Section 26 which deals with safe custody provides that:
“(1) The right of every inmate to personal integrity and privacy is subject to the limitations reasonably necessary to ensure the security of the community, the safety of correctional officials and the safe custody of all inmates.
(2) In order to achieves these the objectives referred to in subsection (1) and subject to the limitations outlined in sections 27 to 35, a correctional official may-
(a) search the person of an inmate, his or her property and the place where he or she is in custody and seize any object or substance which may pose a threat to the security of the correctional centre or of any person, or which could be used as evidence in a criminal trial or disciplinary proceedings.”
[16] Section 134 of the Act empowers the defendant to make regulations as to, inter alia, the safe custody of inmates and the maintenance of good order, discipline and security in correctional centres. The said regulations were issued on the 30 July 2004 per Regulations Gazette number 8023. Regulations 15 and 16 deal with safe custody and searches respectively.
[17] The manner and frequency of the searches referred to in regulation 16 is set out in the standing orders that are issued in terms of the Act. In terms of these orders, searching of prisoners, their possessions and cells is one of the most important aspects in ensuring a safe and secure environment in prison for both correctional officials and prisoners. According to these orders, both the prisoners and their cells must be searched daily. Prisoners must also be searched when moving from and to any section of the prison.
[18] In casu, if regard is had to plaintiff’s evidence, attacks on inmates occur frequently. Searches of inmates and cells only take place once every two to three weeks or after a month. Clearly, in the circumstances this amounted to a negligence and or breach of their statutory obligation on the part of the employees of the defendant. Can it be said that the omission on the part of the employees of the defendant unlawful? In Minister of Safety and Security v Van Duivenboden [2002] 3 All SA 741 SCA, Nugent JA stated as follows at paragraph 12:
“Negligence, as it is understood in our law, is not inherently unlawful – it is unlawful, and thus actionable, only if it occurs in circumstances that the law recognises as making it unlawful. Where the negligence manifests itself in a positive act that causes physical harm it is presumed to be unlawful, but that is not so in the case of a negligent omission. A negligent omission is unlawful if it occurs in circumstances that the law regards as sufficient to give rise to a legal duty to avoid negligently causing harm … … … … where the law recognises the existence of a legal duty it does not follow that an omission will necessarily attract liability – it will attract liability only if the omission was also culpable as determined by the application of the separate test that has consistently been applied by this court, namely, whether a reasonable person in the position of the defendant would not only have foreseen the harm but would also have acted to avert it.”
[19] In casu, defendant’s employees failed to conduct regular searches of inmates and their cells as is required and in circumstances where attacks to inmates are common place. As a result they could not detect that the assailants of the plaintiff were armed with different objects on all three occasions when he was attacked, as a result of which he was assaulted. Put differently had regular searches as required by the standing orders issued in terms of the Act been carried out, the assaults on the plaintiff would have been averted.
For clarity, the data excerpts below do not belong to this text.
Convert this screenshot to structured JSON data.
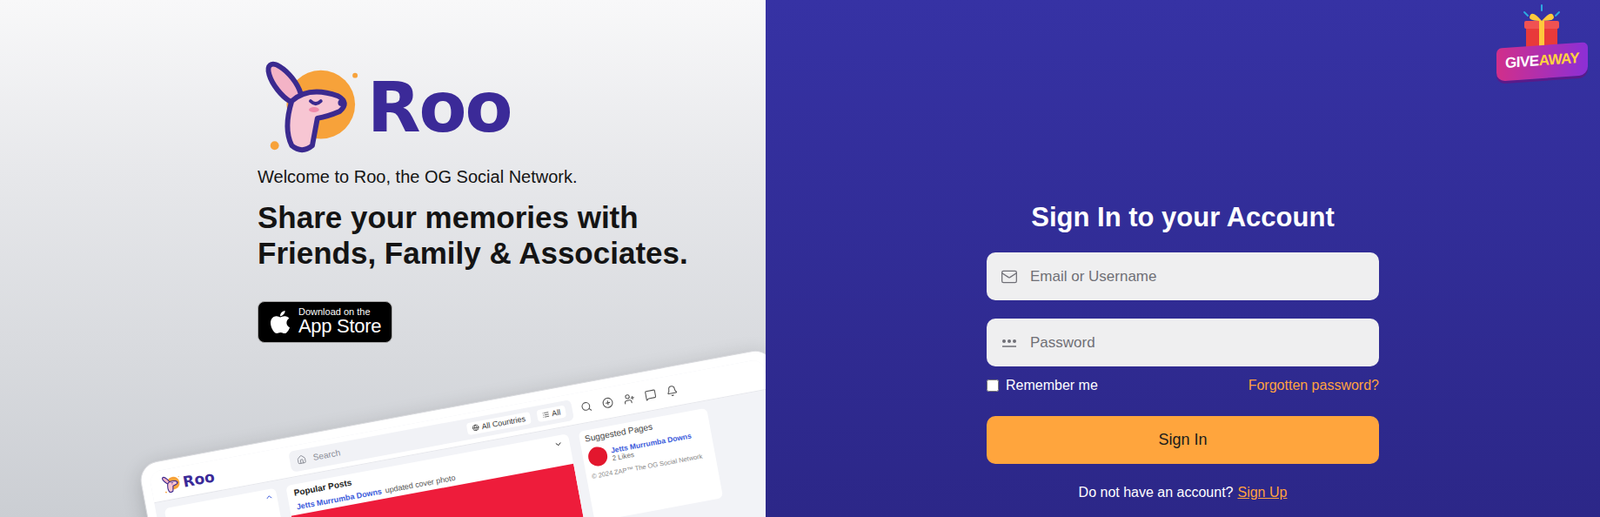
{
  "brand": {
    "name": "Roo"
  },
  "hero": {
    "welcome": "Welcome to Roo, the OG Social Network.",
    "headline": [
      "Share your memories with",
      "Friends, Family & Associates."
    ],
    "app_store": {
      "small": "Download on the",
      "large": "App Store"
    }
  },
  "preview": {
    "logo": "Roo",
    "search": "Search",
    "filters": [
      "All Countries",
      "All"
    ],
    "feed_title": "Popular Posts",
    "post": {
      "author": "Jetts Murrumba Downs",
      "action": "updated cover photo"
    },
    "suggested": {
      "title": "Suggested Pages",
      "pages": [
        {
          "name": "Jetts Murrumba Downs",
          "likes": "2 Likes"
        }
      ]
    },
    "copyright": "© 2024 ZAP™ The OG Social Network"
  },
  "giveaway": {
    "parts": [
      "GIVE",
      "AWAY"
    ]
  },
  "signin": {
    "title": "Sign In to your Account",
    "fields": [
      {
        "placeholder": "Email or Username",
        "kind": "email"
      },
      {
        "placeholder": "Password",
        "kind": "password"
      }
    ],
    "remember": {
      "label": "Remember me",
      "checked": false
    },
    "forgot": "Forgotten password?",
    "button": "Sign In",
    "footer": {
      "text": "Do not have an account?",
      "link": "Sign Up"
    }
  }
}
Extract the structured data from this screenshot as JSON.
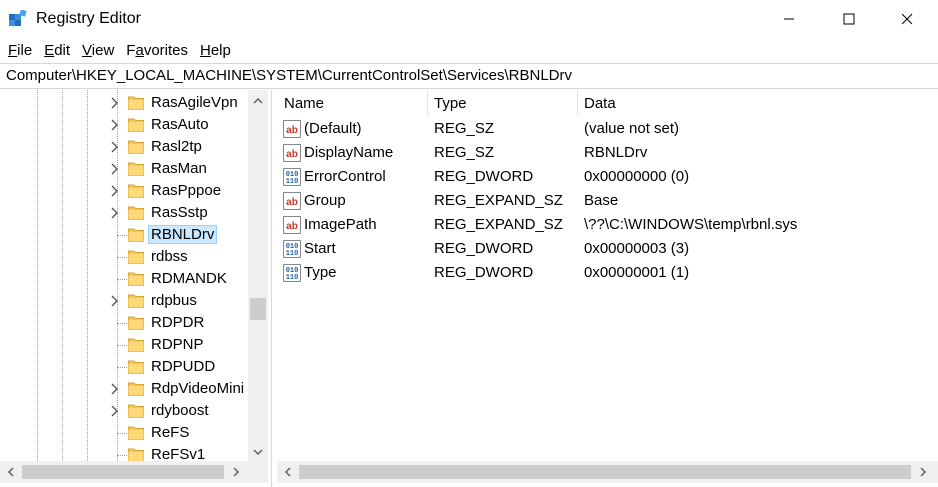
{
  "window": {
    "title": "Registry Editor",
    "icon": "registry-editor-icon"
  },
  "menu": [
    "File",
    "Edit",
    "View",
    "Favorites",
    "Help"
  ],
  "menu_underline": [
    "F",
    "E",
    "V",
    "a",
    "H"
  ],
  "address": "Computer\\HKEY_LOCAL_MACHINE\\SYSTEM\\CurrentControlSet\\Services\\RBNLDrv",
  "tree": {
    "items": [
      {
        "label": "RasAgileVpn",
        "expandable": true
      },
      {
        "label": "RasAuto",
        "expandable": true
      },
      {
        "label": "Rasl2tp",
        "expandable": true
      },
      {
        "label": "RasMan",
        "expandable": true
      },
      {
        "label": "RasPppoe",
        "expandable": true
      },
      {
        "label": "RasSstp",
        "expandable": true
      },
      {
        "label": "RBNLDrv",
        "expandable": false,
        "selected": true
      },
      {
        "label": "rdbss",
        "expandable": false
      },
      {
        "label": "RDMANDK",
        "expandable": false
      },
      {
        "label": "rdpbus",
        "expandable": true
      },
      {
        "label": "RDPDR",
        "expandable": false
      },
      {
        "label": "RDPNP",
        "expandable": false
      },
      {
        "label": "RDPUDD",
        "expandable": false
      },
      {
        "label": "RdpVideoMini",
        "expandable": true
      },
      {
        "label": "rdyboost",
        "expandable": true
      },
      {
        "label": "ReFS",
        "expandable": false
      },
      {
        "label": "ReFSv1",
        "expandable": false
      }
    ]
  },
  "values": {
    "headers": {
      "name": "Name",
      "type": "Type",
      "data": "Data"
    },
    "rows": [
      {
        "name": "(Default)",
        "type": "REG_SZ",
        "data": "(value not set)",
        "icon": "string-value-icon"
      },
      {
        "name": "DisplayName",
        "type": "REG_SZ",
        "data": "RBNLDrv",
        "icon": "string-value-icon"
      },
      {
        "name": "ErrorControl",
        "type": "REG_DWORD",
        "data": "0x00000000 (0)",
        "icon": "binary-value-icon"
      },
      {
        "name": "Group",
        "type": "REG_EXPAND_SZ",
        "data": "Base",
        "icon": "string-value-icon"
      },
      {
        "name": "ImagePath",
        "type": "REG_EXPAND_SZ",
        "data": "\\??\\C:\\WINDOWS\\temp\\rbnl.sys",
        "icon": "string-value-icon"
      },
      {
        "name": "Start",
        "type": "REG_DWORD",
        "data": "0x00000003 (3)",
        "icon": "binary-value-icon"
      },
      {
        "name": "Type",
        "type": "REG_DWORD",
        "data": "0x00000001 (1)",
        "icon": "binary-value-icon"
      }
    ]
  },
  "colors": {
    "selection_bg": "#cce8ff",
    "folder": "#f5c65a",
    "string_icon": "#c0392b",
    "binary_icon": "#1f5fa8"
  }
}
[20] Mr Jooste suggested that the rules applicable to or treatment of convicted prisoners differs from that of awaiting trial prisoners. In respect of the latter category, the rules are applied with less evasiveness because they are presumed innocent. However, in reply to plaintiff’s request for further particulars for trial – to a question relating to, inter alia, the measures taken by correctional services officials to ensure that no offenders were in possession of weapons or other dangerous articles, defendant responded as follows:
“The defendant applied the standard practise and procedures as prescribed in the Correctional Services Act 111 of 1998 and the Regulations thereto.”
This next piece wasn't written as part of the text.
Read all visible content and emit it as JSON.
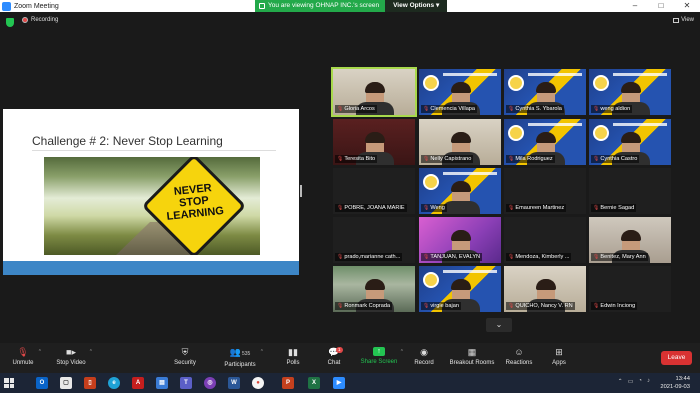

I have already alluded to what the Act and the Regulations provide. Mr Jooste’s submission also loses sight of the fact that the Act applies to both convicted and awaiting trial inmates. This is also apparent from the definition of an inmate for purposes of the Act. An inmate is defined as meaning “any person, whether convicted or not, who is detained in custody in any correctional centre or remand detention facility or who is being transferred in custody ... … ….”
[21] I am satisfied on the evidence before me that the defendant through his employees is liable for the injuries that were suffered by the plaintiff on the three instances when he was attacked by his fellow inmates. I am satisfied that the prison officials were negligent in the performance of their obligation to provide a safe environment for the plaintiff.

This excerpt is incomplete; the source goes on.